Fecha: Martes 6 de Junio de 2017 | Hora: 21.00 hs. | Ciudad: C.A.B.A. | Lugar: Groove | Banda soporte: BETRAYER

EL PESO ESPECÍFICO DE LA TRIPLE A ESCANDINAVA

La vuelta de AMON AMARTH a la Argentina fue completamente victoriosa y de acá en adelante les diré porque. Con el correr de los años la banda Sueca fue creciendo más que exponencialmente y si bien en sus inicios era una agrupación de respetar la cuota más extrema de las venas del death metal, en el día de hoy han ido migrando un poco sus sonidos hacia una propuesta única, donde podemos degustar sabores similares a los de un buen vino tinto con rótulos de referentes. Quizás sea la misma fluidez que han ido teniendo como músicos la que los llevo a explorar este mundo del heavy metal más intrínseco basados en una voz poderosa que se escapa al clasicismo del género. Independientemente de eso han ido sacando (a mi criterio) un disco mejor que el otro y “Jomsviking” los posicionó allá arriba, si, en el top 3 mundial sin ningún lugar a dudas en el año que pasó y en lo que va de este. Hoy por hoy pareciera ser que lo tienen todo: talento, gancho, ideas innovadoras y personalidad. Todo eso es lo que refleja la banda con el primer acorde, que dicho sea de paso el recinto completamente lleno el pasado 06/06 no me va a dejar mentir. Los recibiría Groove y a diferencia de otras veces, en ésta llegaron acompañados por sus primos hermanos de la península Escandinava, me estoy refiriendo más precisamente a ABBATH, la banda del ex guitarrista y cantante de IMMORTAL, que en coincidencia a AMON han seguido sus pasos también editando un disco debut magnífico, excelente, también de top 3.  En síntesis, ¿Qué mejor que poder ver a dos de las mejores bandas del momento en una única noche no?
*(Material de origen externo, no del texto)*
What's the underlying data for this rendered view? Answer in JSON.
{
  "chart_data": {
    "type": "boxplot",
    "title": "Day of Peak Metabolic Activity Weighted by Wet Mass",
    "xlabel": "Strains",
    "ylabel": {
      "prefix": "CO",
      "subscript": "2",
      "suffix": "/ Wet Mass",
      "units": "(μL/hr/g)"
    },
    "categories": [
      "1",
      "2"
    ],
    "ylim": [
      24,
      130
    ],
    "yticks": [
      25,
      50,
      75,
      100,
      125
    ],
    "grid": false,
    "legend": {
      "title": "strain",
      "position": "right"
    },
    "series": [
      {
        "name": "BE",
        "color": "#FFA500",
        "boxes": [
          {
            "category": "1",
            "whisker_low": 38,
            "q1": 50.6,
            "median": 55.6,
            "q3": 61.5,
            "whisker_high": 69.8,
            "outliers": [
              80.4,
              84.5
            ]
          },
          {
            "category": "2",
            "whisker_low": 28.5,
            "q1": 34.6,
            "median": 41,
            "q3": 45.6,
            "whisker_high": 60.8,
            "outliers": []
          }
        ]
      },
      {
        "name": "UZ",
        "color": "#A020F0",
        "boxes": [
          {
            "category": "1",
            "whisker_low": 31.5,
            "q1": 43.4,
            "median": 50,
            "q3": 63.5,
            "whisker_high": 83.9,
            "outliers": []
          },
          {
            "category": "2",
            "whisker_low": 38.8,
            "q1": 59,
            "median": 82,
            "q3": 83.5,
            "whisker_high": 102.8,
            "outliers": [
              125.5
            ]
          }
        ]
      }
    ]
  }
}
La cosa arrancaría bien temprano con BETRAYER, la banda Argentina que estaría haciendo su primera presentación del año. A tales efectos les bastó media hora (o por ahí) para mostrar su propuesta ante un reciento que se iba cargando de gente gradualmente. El sonido inicial para nada los ayudó (demasiado fuerte), pero con el correr del tiempo la historia se acomodaría. Recorrieron parte de sus propias canciones e invitaron a Emanuel Lescano (EXILIO) a interpretar “Retaliation” una de las canciones en las que el cantante participó en su momento, transformándose en el punto más alto de su set sin lugar a dudas. Este muchacho, como lo he dicho ya en nuestro portal en otras oportunidades se alza como una de las grandes voces de nuestra escena. También fue invitado Mario Ian (IAN) a ejecutar “Bajo control” de RATA, donde lógicamente llegaron unas sentidas palabras por parte de ambos músicos en relación al recientemente fallecimiento de Guillermo Sánchez ¿Querías groove? BETRAYER te lo da con una propuesta distinta con voces del palo gutural extremo. Me gustaría ver de acá en adelante que senda toman, el potencial lo tienen, estará en ellos ver como van modelando la personalidad que adquirieron con el correr del tiempo para liberarse de cosas ya oídas.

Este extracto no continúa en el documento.